I do not think there would be any difficulty in regard to that. As to Deputy Blowick's point in regard to the present schedule defining the area, if there was a relaxation of the necessary qualification with regard to the speaking of the language, it would be quite obvious that far too many would qualify for a grant under the Gaeltacht Housing Acts.

That would not be a curse.

Mr. Lynch

It would not, but the Acts are designed to give preference to people in whose homes the Irish language is the spoken language, and it would defeat that object. That is the point I am making and, as I said, I am not disposed at this stage to amend that particular qualification.

I should like to offer the Parliamentary Secretary my compliments on the method in which he handles a Bill of this kind.
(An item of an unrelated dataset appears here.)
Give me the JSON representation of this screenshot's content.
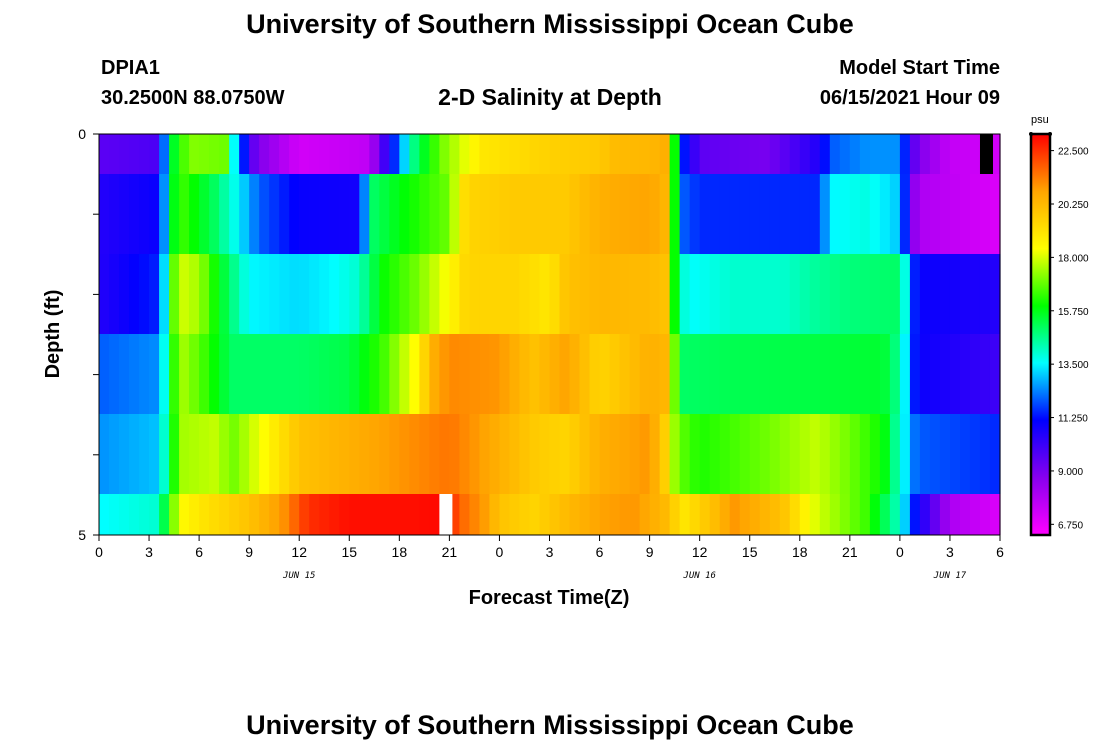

I would ask him, however, to consider the possibility of consulting the Minister for Agriculture as to the scheduled areas in which the Department ofAgriculture's special schemes for the fíor-Ghaeltacht operate as distinct from the congested areas. with a view to determining whether it would come within the range of practical politics to provide that, while the Irish-speaking qualification should be retained for the Gaeltacht as it is defined, in respect of restricted areas where the special schemes of the Department of Agriculture operate, that regulation would be suspended, and that all persons replacing an existing house in these areas would become automatically entitled to benefit under the Bill. I do not ask the Parliamentary Secretary to reply now but to look into it.

Question put and agreed to.

When will the next stage be taken?

Does the Parliamentary Secretary want all the stages now?

Mr. Lynch

If there is any objection, I will not press for them.

I would ask the Parliamentary Secretary to look into the point raised and we will then give him all the stages any day next week.

Mr. Lynch

Next Wednesday, then, for the Committee Stage.

Is the Parliamentary Secretary setting his face against my suggestion?

Mr. Lynch

I will look into it between now and Wednesday next.

Ordered: That the Committee Stage be taken on Wednesday, 4th March.